I know that there are some discussion over the definition over absolute value in stack-exchange. However, I did not satisfied. It is generally given that $$ \left| y \right| = \begin{cases} \phantom{-}y, & y \geq 0 \\ -y, & y < 0 \end{cases} $$
However, I think that this definition is a little bit dangerous, because it may give rise to wrong answer in some questions such that
Write all possible values of $x$ in $|2x-6|=6-2x$
If students use the foregoing definition, they will write $-1,-2,-3,\ldots$. However, $0$ should have been included.
I know that this will seem ridiculous to most of you, but when we imagine ourselves like a primary or secondary school students, it may cause problem.

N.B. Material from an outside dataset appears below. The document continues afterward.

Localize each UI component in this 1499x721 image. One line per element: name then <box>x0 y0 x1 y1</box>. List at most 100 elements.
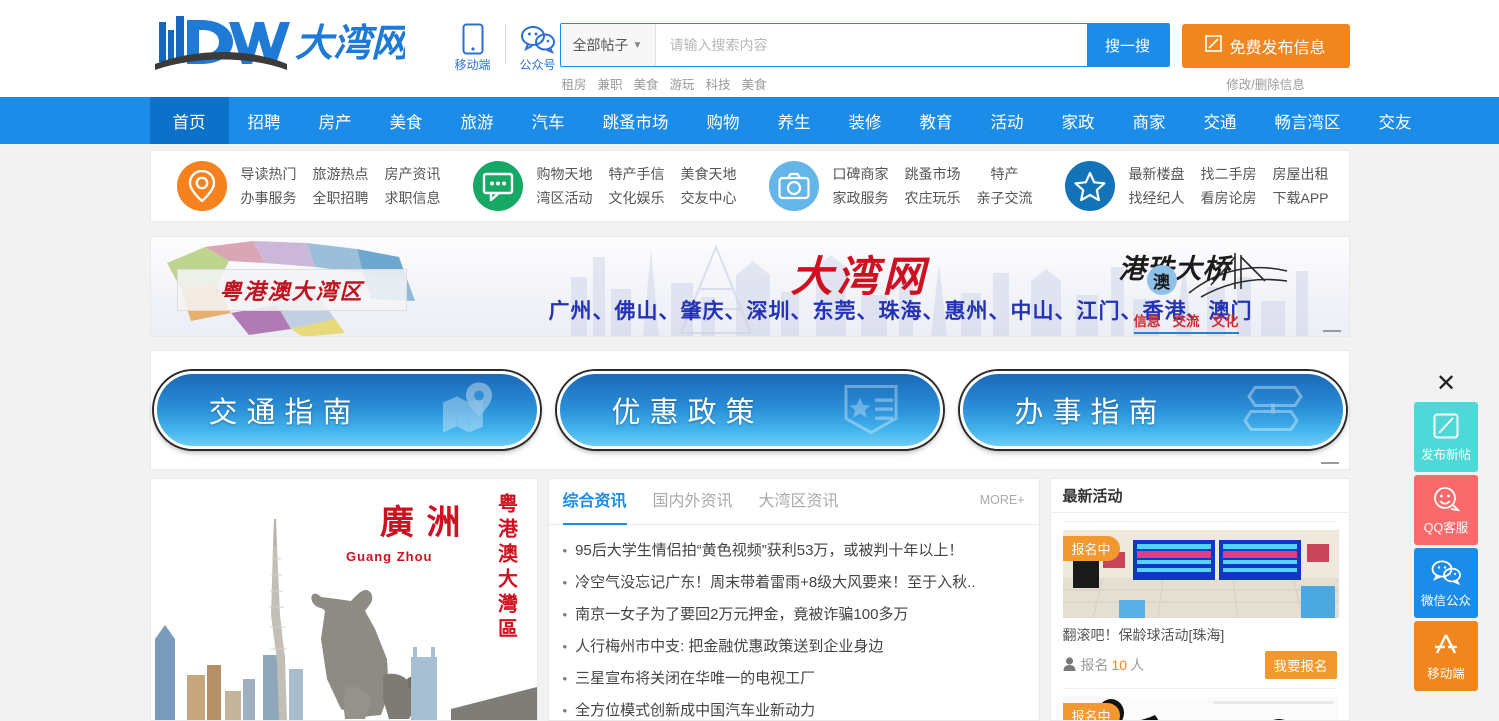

So, my question is why most of book use this definition instead of clearer one such that $$\left| y \right| = \begin{cases} \phantom{-}y, & y \geq 0 \\ -y, & y \leq 0 \end{cases} $$
I fail to see what's non-clear about the usual definition. The definition that you suggest is logically correct, but may put it the mind of the students that there is no problem in defining a function with an expression such as$$f(x)=\begin{cases}\text{some expression}&\text{ if }x\geqslant a\\\text{some other expression}&\text{ if }x\leqslant a.\end{cases}$$And there is no problem in the definition that you have suggested. But, in general, you can't do that.